Question

When ammonia reacts with hydrogen chloride gas, it produces white fumes of ammonium chloride. The volume occupied by $N{H}_3$ in glass bulb $A$ is three times more than the volume occupied by $HCl$ in glass bulb $B$ at STP.
i) How many moles of ammonia are present in glass bulb $A$?
ii) How many grams of $N{H}_{3}Cl$ will be formed when the stopper is opened?
(Atomic mass of $N=14,H=1,Cl=35.5)$
iii) Which gas will remain after completion of the reaction?
iv) Write the chemical reaction involved in this process.

Answer 1

(i) $1$ mole occupies $22.4L$ volume

$\therefore$ moles of $N{H}_3$ present= $\frac{67.2}{22.4}=3$

(ii) $1$ mole of $N{H}_3$ reacts with $1$ mole of $HCl$ to give $1$ mole of $N{H}_{4}Cl$. Here only $1$ mole of $HCl$ & $3$ moles of $N{H}_3$ are present.
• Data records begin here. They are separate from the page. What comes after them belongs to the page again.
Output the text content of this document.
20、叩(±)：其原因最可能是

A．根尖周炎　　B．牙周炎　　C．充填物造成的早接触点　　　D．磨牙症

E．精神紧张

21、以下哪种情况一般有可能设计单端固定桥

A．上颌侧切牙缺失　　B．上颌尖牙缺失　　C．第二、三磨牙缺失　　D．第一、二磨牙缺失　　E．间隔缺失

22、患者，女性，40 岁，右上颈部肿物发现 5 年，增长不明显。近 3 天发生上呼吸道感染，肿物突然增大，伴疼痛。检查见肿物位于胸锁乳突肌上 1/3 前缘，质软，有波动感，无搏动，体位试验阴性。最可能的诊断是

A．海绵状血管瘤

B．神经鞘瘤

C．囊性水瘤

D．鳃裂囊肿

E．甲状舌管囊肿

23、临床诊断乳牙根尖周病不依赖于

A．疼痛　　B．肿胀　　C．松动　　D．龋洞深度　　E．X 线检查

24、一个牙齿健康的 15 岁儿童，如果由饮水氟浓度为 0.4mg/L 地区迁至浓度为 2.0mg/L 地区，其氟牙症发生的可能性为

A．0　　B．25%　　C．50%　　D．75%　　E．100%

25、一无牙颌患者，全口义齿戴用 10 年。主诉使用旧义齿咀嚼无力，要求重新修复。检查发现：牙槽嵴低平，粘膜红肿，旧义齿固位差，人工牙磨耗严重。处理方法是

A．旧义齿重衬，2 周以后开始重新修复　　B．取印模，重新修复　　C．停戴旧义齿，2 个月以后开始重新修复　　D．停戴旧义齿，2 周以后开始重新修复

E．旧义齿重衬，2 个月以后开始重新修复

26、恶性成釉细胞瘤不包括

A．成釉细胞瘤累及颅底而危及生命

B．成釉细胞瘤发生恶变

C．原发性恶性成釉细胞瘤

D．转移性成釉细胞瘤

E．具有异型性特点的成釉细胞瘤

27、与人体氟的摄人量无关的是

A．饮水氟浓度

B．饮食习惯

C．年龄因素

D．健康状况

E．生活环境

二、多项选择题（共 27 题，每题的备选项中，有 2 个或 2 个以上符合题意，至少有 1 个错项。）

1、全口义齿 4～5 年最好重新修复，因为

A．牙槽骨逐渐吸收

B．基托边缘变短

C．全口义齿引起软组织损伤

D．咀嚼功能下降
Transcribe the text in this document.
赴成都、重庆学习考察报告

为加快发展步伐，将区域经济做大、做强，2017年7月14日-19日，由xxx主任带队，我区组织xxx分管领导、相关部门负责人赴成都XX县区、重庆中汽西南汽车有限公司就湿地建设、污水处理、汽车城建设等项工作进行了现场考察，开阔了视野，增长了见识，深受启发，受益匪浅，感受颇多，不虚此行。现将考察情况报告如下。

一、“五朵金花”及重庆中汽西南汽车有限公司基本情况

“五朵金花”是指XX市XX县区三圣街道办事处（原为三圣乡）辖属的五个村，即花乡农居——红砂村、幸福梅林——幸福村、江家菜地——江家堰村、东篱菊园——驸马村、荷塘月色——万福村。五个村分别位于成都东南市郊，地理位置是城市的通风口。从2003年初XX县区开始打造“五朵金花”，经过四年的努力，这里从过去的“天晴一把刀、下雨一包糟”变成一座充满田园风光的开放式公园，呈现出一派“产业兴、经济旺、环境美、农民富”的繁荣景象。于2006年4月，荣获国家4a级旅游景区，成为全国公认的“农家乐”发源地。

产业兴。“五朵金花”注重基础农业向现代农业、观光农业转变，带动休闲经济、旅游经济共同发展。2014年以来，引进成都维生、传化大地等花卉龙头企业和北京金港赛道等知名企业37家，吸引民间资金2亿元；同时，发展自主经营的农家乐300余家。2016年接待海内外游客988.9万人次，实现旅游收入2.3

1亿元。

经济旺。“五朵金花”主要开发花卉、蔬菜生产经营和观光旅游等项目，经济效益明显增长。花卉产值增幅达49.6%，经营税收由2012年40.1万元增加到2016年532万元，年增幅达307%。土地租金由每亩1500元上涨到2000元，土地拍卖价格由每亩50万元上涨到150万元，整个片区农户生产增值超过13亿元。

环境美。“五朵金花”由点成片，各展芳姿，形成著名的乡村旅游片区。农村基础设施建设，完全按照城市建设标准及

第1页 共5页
Hence, $1$ mole of $N{H}_{4}Cl$ is produced.

Mass of $N{H}_{4}Cl$ produced= $1\times$ Molecular mass

$=1\times (14+4\times 1+35.5)$

$=53.5g$

(iii) Here $N{H}_3$ is present in excess than what is required to react with $1$ mole $HCl$. Hence $3-1=2$ moles of $N{H}_3$ will remain after completion of the reaction.

(iv) Chemical reaction involved is:

$N{H}_3+HCl⟶N{H}_{4}Cl$ .